Majority of the customers do their purchases weekly and monthly. Considering the fact that majority of the customers also place their orders Monday or Tuesday of the week, placing an order might require planning effort. There is a slight chance this might be due to a non seamless ordering process.

We can see that, based on the basket size distribution, the majority of the customers purchased 5 to 6 products per order. Considering the low amount of orders from repeat customers, low product amount per customer can be a huge problem for the business in terms of revenue.

Top ten reordered items match exactly to the top ten items ordered in general. Additionally, most of the items on top ten purchases are in the fresh fruits aisle.

Top aisles are fresh fruits, fresh vegetables, packaged vegetables and fruit, followed by yogurt and packaged cheese.

As we figured out earlier, the highest percentage of orders and the highest basket size is Monday and Tuesday.

As we found out earlier, the highest ordered products are Banana, Bag of Organic Bananas, Organic Baby Spinach and Organic Strawberries. Interesting insight here is that, out of the top 4 products, Banana has the most proportion of orders in a day for every but the other four top products do not have any contribution to the proportion of orders on Wednesday, Thursday, Friday, Saturday and Sunday. Can this be related to an item inventory issue?

The top department is produce, followed by dairy eggs and snacks. Addition to the general individual preference and needs, there might be other reasons why consumers are not purchasing from other departments. For example, if instacart has the biggest mark up for canned goods, but the user experience within the instacart website or app does not entice the consumer for canned goods, regardless of the consumer needs the order amount on canned goods will be low.

The datasets are quite big and have many variables that we can analyze. Similar to what we have at our earlier learning associations article, we can further look at association rules in detail between products (even though unstacking and converting the existing large dataset to a transactional data set would be challenging), investigate consumer reordering patterns in terms of days and hours, reorder ratio vs the hour of the order and so on…

Conclusion

Looking at a variety of data science processes and methodologies, you will realize almost all of them have a similar approach, which starts with business understanding, outlining a business problem statement to validate and solve. However, we might run into situations where the domain expert, brand owner, business unit or stakeholder may not necessarily know or have the time to figure out what the business problem is. In most of these cases, they are looking at the product manager to identify, formulate the business problems and provide tangible recommendations to solve them.

In our instacart analysis, we can summarize possible business problems that might have an impact on revenue are;

Frequency of customer orders is low ranging from 4–12. What actions can a business take in order the improve the frequency of customer orders?

Majority of the customers planning their purchases as weekly and monthly cycles. What actions can a business take to improve the purchases for any day of the week and month? As an example; Amazon made their entire ordering product and process very seamlessly that I personally do not extensively plan my grocery purchases. If I need a product from Amazon, I order that day.

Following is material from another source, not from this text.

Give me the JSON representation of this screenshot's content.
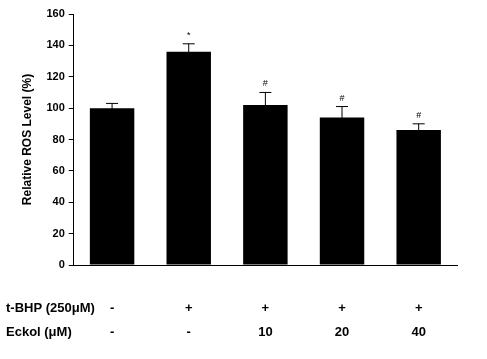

Besides banana, top items are sold mostly on Monday and Tuesday. Can this be related to an item inventory issue from the retailers? For example; would it be possible Trader Joe’s runs out of organic strawberries by Wednesday, and instacart employee substitutes that order with a regular strawberry based on customer request?

Besides the general consumer and market needs, are there any reasons why certain department sales are lower than the others? (such as instacart website or mobile app usability issues)

Formulating and defining business problem statements is extremely important to find the right solution for business goals. In my earlier article on linear regression, I mentioned how problematic it is for some statisticians to start with data analysis without creating a problem statement, however, there are many cases where stakeholders expect data to drive and formulate these problem statements.